D: Love it! Most of your previous books are contemporary ones, like Chanda’s Wars and Leslie’s Journal. Do you approach writing fantasy differently?
AS: No. I consider my fantasy worlds real as well. In every scene, for every character, I ask: What does each character want? What will they do to get it? Then I imagine myself into the head of each character and let the scenes rip!
D: That’s a great piece of advice for aspiring writers to keep in mind! What would you say was the biggest challenge writing The Grave Robber’s Apprentice? And what aspect of writing it did you enjoy the most?
AS: The biggest challenge was making my fantasy world real for me and my readers. That was also what I enjoyed the most.
D: What kids/YA book scares you the most OR which book did you love to read around Halloween when you were a kid?

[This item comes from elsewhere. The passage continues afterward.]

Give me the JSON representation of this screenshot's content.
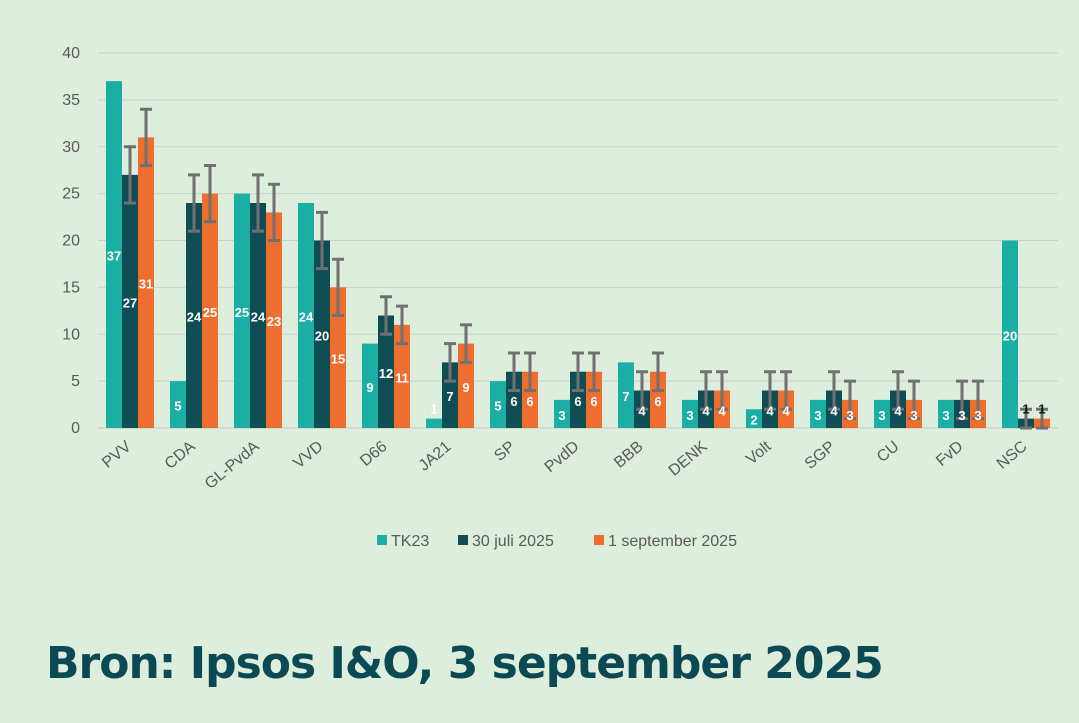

AS: The Headless Horseman.
D: Thanks for stopping by Allan!
AS: You’re welcome. It was fun.
Allan Stratton is the award-winning author of Chanda’s Wars, Chanda’s Secrets and Leslie’s Journal. His latest work, The Grave Robber’s Apprentice, follows the adventures of an orphan named Hans who is taken in by a grave robber. Hans befriends the young countess Angela von Schwanenberg who is fleeing from an evil archduke and an even more evil Necromancer.